Bagi yang pernah berkunjung ke Museum Pusat TNI Angkatan Udara Dirgantara Mandala, apabila mendengar nama museum pesawat terbang, ingatan langsung tertuju kepada museum yang berada di lingkungan Pangkalan Udara Adisutjipto Yogyakarta itu. Sebagian orang memang menyebut Museum Pusat TNI Angkatan Udara Dirgantara Mandala dengan sebuatan museum pesawat terbang.

Di museum yang menempati areal seluas lebih kuang 5 hektar dengan luas bangunan sekitar 8.765 meter persegi itu, tersimpan 42 pesawat. Ke -42 pesawat terdiri dari berbagai jenis, baik pesawat angkut, pesawat latih maupun pesawat tempur. Salah satu pesawat tempur yang menjadi penghuni di museum pesawat terbang adalah pesawat Guntai.

Kepala Museum Pusat TNI Angkatan Udara Dirgantara Mandala Letkol Sus Drs. Sudarno, Senin (23/7) di Ruang Kerjanya menerangkan, pesawat Guntai merupakan pesawat jenis pembom tukik buatan Jepang tahun 1930. Pesawat Guntai merupakan salah satu kekuatan udara Jepang pada Perang Dunia II.
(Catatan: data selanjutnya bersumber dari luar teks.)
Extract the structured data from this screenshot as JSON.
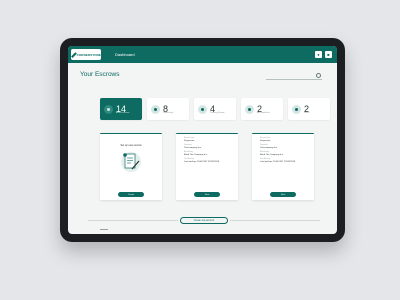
{
  "brand": {
    "logo_text": "CORNERSTONE"
  },
  "nav": {
    "dashboard": "Dashboard"
  },
  "header": {
    "title": "Your Escrows"
  },
  "stats": [
    {
      "value": "14",
      "label": "Active escrows",
      "active": true
    },
    {
      "value": "8",
      "label": "Collectively",
      "active": false
    },
    {
      "value": "4",
      "label": "Pending Review",
      "active": false
    },
    {
      "value": "2",
      "label": "Accomplished",
      "active": false
    },
    {
      "value": "2",
      "label": "Drafts",
      "active": false
    }
  ],
  "setup_card": {
    "title": "Set up new escrow",
    "button": "Create"
  },
  "escrow_cards": [
    {
      "rows": [
        {
          "label": "Escrow Type",
          "value": "Dispersion"
        },
        {
          "label": "Depositor",
          "value": "Techcompany b.v."
        },
        {
          "label": "Beneficiary",
          "value": "Bend The Company b.v."
        },
        {
          "label": "Last Backup",
          "value": "Last backup: 23:08 CET 22/02/2018"
        }
      ],
      "button": "View"
    },
    {
      "rows": [
        {
          "label": "Escrow Type",
          "value": "Dispersion"
        },
        {
          "label": "Depositor",
          "value": "Techcompany b.v."
        },
        {
          "label": "Beneficiary",
          "value": "Bend The Company b.v."
        },
        {
          "label": "Last Backup",
          "value": "Last backup: 23:08 CET 22/02/2018"
        }
      ],
      "button": "View"
    }
  ],
  "footer": {
    "create_link": "Create new account"
  },
  "colors": {
    "accent": "#0d6b61",
    "background": "#f3f4f4"
  }
}
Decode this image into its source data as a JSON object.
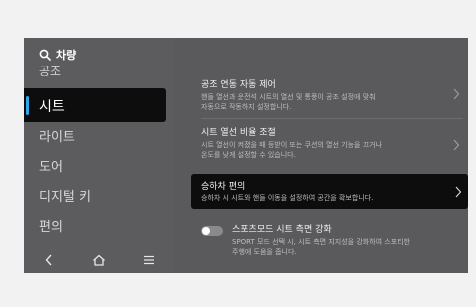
{
  "search": {
    "label": "차량"
  },
  "sidebar": {
    "items": [
      {
        "label": "공조",
        "state": "partially-hidden"
      },
      {
        "label": "시트",
        "state": "selected"
      },
      {
        "label": "라이트"
      },
      {
        "label": "도어"
      },
      {
        "label": "디지털 키"
      },
      {
        "label": "편의"
      }
    ],
    "accent_color": "#2fa7e8"
  },
  "bottom_nav": {
    "icons": [
      "back-chevron-icon",
      "home-icon",
      "menu-icon"
    ]
  },
  "settings": [
    {
      "title": "공조 연동 자동 제어",
      "desc": [
        "핸들 열선과 운전석 시트의 열선 및 통풍이 공조 설정에 맞춰",
        "자동으로 작동하지 설정합니다."
      ]
    },
    {
      "title": "시트 열선 비율 조절",
      "desc": [
        "시트 열선이 켜졌을 때 등받이 또는 쿠션의 열선 기능을 끄거나",
        "온도를 낮게 설정할 수 있습니다."
      ]
    },
    {
      "title": "승하차 편의",
      "desc": [
        "승하차 시 시트와 핸들 이동을 설정하여 공간을 확보합니다."
      ],
      "state": "focused"
    },
    {
      "title": "스포츠모드 시트 측면 강화",
      "desc": [
        "SPORT 모드 선택 시, 시트 측면 지지성을 강화하여 스포티한",
        "주행에 도움을 줍니다."
      ],
      "toggle": "off"
    }
  ]
}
Selain pernah menjadi kuatan udara Jepang di era Perang Dunia II, bersama pesawat Cureng, pesawat Guntai juga pernah menjadi andalan kekuatan TNI Angkatan Udara di masa Perang Kemerdekaan. Dalam pengabdiannya, jenis pesawat Guntai ini dulunya digunakan Kadet Penerbang Mulyono pada tanggal 29 Juli 1947 untuk melancarkan pemboman ke tangsi militer Belanda di Semarang dalam Perang Kemerdekaan RI pertama. Sementara pesawat peninggalan Jepang lainnya, dua Pesawat Cureng menyerang tangsi Belanda di Salatiga dan Ambarawa.
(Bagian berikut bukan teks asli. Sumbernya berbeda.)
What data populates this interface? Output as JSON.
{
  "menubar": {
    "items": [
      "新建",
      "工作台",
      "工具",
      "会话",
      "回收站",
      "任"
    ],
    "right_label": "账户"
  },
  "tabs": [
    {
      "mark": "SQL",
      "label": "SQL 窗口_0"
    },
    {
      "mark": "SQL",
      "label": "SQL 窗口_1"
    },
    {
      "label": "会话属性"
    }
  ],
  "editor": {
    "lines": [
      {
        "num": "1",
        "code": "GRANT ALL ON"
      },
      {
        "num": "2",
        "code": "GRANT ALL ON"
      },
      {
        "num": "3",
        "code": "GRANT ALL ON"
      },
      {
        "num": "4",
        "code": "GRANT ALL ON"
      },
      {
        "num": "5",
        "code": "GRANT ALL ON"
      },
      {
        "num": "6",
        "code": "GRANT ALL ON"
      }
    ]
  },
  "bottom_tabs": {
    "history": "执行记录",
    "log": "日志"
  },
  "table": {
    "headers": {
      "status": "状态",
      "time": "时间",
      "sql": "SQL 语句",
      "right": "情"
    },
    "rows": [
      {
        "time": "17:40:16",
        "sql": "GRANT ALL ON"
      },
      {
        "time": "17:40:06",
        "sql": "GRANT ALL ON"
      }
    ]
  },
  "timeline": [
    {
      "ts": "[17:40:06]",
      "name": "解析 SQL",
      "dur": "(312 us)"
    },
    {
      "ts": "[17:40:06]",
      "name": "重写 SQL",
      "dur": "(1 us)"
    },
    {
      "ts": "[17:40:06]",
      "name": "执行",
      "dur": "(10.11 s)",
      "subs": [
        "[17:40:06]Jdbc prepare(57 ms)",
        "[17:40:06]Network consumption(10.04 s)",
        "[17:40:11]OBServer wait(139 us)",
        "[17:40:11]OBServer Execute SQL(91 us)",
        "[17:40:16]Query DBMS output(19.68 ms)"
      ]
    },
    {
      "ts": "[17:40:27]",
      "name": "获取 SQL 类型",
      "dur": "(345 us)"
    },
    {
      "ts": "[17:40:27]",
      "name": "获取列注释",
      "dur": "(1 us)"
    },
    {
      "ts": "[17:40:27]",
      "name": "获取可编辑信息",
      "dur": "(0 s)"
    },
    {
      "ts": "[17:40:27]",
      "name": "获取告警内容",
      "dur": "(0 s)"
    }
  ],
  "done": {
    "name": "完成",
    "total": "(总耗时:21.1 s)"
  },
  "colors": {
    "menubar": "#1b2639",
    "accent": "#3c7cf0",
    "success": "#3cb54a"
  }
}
Pemboman ke tangsi-tangsi militer Belanda tentu saja bukan tanpa alasan, karena pemboman tersebut merupakan jawaban atas tantangan militer Belanda dalam Agresi Militer Belanda pertama. Dalam agresinya, dengan mengerahkan kekuatan sekitar 125.000 orang, Belanda menyerbu ke wilayah Republik Indonesia pada tanggal 21 Juli 1947. Pasukan mereka terdiri dari 110.000 KL (Koninklijk Leger), 12.000 KM (Koninklijk Marinier) dan sisanya adalah anggota KNIL (Koninklijk Nederlandsche Indische Leger).

Pasukan Belanda bergerak ke Jakarta dan Bandung untuk menguasai Jawa Barat, dan dari Surabaya untuk menguasai Madura dan wilayah Jawa Timur serta gerakan-gerakan pasukan yang lebih kecil mengamankan wilayah Semarang. Di Agresi Militer I, Belanda berhasil menguasai tempat di kota-kota, sedangkan Indonesia menguasi daerah di luar kota. Pasukan TNI memutuskan mundur ke pedalaman sambil menjalankan taktik bumi hangus dan taktik gerilya.
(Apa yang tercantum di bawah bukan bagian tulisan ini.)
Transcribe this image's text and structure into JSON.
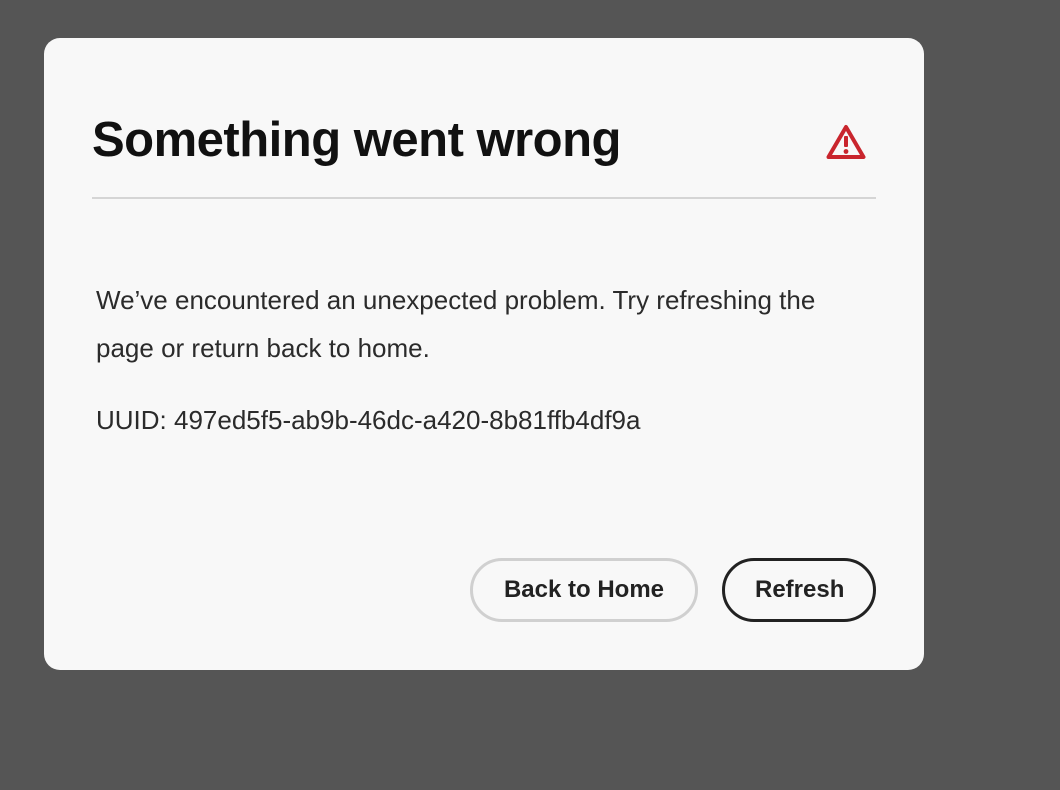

Kepala Museum menuturkan, berbekal pesawat peninggalan Jepang, TNI Angkatan Udara melancarkan Operasi Udara, dengan menyerang kedudukan Belanda di Semarang, Salatiga dan Ambarawa.

“Walaupun tidak menghancurkan sama sekali tangsi Belanda, gaung keberanian elang muda dalam Operasi Udara berhasil membangkitkan moral bangsa Indonesia dalam melawan Belanda. Selain itu, melalui Operasi Udara pula, bangsa Indonesia ingin menunjukkan kepada Belanda bahwa TNI masih ada,” tutur Kepala Museum.

Untuk mengenang pengabdian jenis pesawat Guntai dalam kancah Perang Kemerdekaan, yang sisa-sisanya ditemukan di Babo atau Fak-fak Irian Barat itu, setelah direstorasi, pada tahun 1987 diabadikan di Museum Pusat TNI Angkatan Udara Dirgantara Mandala.